A new report focused on the roles of specialist physicians in regional centres calls for an emphasis on developing more generalists to build a sustainable medical workforce beyond the current models of urban specialist outreach and telehealth programs.
The report also highlights the need for practical steps to support women doctors working rurally and attitudinal shifts to overturn a “pervasive culture” among senior physicians and administrators of undermining generalism and rural physician practice.
The Building a Rural Physician Workforce (BRPW) study report comes ahead of the federal government’s long-awaited National Medical Workforce Strategy, intended to be a springboard for collaboration to address imbalances in healthcare equity and vocational specialties.
Professor Jennifer May, director of Newcastle University’s Rural Health Department and co-chair of the workforce strategy advisory panel, says generalism will be a priority focus in the coming reform blueprint, going against the tide of increased subspecialisation seen in the past decade.

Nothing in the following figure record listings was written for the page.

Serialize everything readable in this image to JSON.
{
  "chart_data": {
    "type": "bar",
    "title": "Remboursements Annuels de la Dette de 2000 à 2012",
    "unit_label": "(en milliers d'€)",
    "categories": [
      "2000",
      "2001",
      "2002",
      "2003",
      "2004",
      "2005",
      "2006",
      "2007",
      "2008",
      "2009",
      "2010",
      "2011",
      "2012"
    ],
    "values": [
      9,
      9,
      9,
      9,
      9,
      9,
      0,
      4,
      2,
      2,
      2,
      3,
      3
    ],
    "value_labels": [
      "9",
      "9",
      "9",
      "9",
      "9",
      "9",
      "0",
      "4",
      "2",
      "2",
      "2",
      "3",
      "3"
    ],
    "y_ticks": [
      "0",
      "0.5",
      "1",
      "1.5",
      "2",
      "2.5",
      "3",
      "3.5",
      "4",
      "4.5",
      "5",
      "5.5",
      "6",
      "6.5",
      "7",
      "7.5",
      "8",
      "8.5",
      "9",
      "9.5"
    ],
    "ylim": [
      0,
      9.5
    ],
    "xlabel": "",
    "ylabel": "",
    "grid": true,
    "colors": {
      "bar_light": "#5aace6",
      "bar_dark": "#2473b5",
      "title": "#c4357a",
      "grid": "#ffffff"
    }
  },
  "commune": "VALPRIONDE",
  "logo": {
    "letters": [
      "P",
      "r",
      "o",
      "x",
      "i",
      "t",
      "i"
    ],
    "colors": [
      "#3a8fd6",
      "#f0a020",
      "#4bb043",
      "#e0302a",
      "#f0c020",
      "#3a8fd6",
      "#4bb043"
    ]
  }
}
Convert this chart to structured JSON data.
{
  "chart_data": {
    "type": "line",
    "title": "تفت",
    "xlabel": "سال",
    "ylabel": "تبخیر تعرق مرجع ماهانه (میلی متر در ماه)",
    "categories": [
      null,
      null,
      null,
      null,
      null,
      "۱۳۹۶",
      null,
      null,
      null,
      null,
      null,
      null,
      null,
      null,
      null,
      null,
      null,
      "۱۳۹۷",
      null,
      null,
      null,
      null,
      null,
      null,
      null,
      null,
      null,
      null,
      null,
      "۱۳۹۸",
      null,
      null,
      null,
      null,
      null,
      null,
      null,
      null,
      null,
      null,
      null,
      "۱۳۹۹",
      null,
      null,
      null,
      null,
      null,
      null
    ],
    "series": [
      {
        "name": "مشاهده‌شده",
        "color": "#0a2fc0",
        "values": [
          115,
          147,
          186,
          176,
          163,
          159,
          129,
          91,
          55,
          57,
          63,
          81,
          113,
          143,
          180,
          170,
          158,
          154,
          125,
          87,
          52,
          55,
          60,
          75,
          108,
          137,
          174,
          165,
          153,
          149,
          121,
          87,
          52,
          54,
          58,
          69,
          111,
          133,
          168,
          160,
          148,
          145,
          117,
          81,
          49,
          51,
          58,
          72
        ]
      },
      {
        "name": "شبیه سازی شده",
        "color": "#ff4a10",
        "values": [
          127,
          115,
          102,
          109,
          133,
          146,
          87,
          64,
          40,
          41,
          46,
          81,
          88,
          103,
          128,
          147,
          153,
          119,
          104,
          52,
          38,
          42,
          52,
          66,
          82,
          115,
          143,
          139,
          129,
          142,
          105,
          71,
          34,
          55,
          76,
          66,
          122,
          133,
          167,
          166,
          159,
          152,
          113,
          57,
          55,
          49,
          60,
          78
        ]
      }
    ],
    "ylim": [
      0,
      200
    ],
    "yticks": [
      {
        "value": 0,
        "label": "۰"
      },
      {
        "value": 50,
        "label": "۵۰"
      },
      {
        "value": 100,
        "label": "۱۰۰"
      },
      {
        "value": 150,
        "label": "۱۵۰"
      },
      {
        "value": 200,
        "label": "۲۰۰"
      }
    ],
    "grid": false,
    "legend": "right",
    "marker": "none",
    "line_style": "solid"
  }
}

“I’m expecting that will enliven the discussion, and there may well be some discourse on what the solutions might look like,” Professor May told the limbic.
“What we need to do is look at it constructively,” she said. This would involve finding models that provide critical mass for physicians and resolve workload challenges, while providing a wide scope of practice that gave patients needed healthcare without having to travel long distances.
Increasing specialist shortages
Summing up the study findings in an MJA editorial, Professor May and Melbourne University health economist Professor Anthony Scott are blunt about the size of the challenges.
“Clear short-term policy solutions do not exist, and long-term solutions rely on fundamental changes to the way doctors are recruited, trained and supported, which require a high level of coordination between the many stakeholders involved in medical training,” they write.
“Sustaining the supply of rural physicians is becoming increasingly difficult, with the need for a generalist skillset against a background of high levels of sub-specialisation and metropolitan-based training.”
Drawing on RACP data, the BRPW study shows there were nearly 13,000 active Fellows across all specialty groups in 2018, but only 12% were practising outside the cities, where 28% of Australians live. Of them, 1104 were in inner regional centres, 407 in outer regional areas and 65 in remote communities.
However, the research found that rural-based physicians and paediatricians at all career stages had similarly high rates of professional satisfaction to urban colleagues on most job aspects.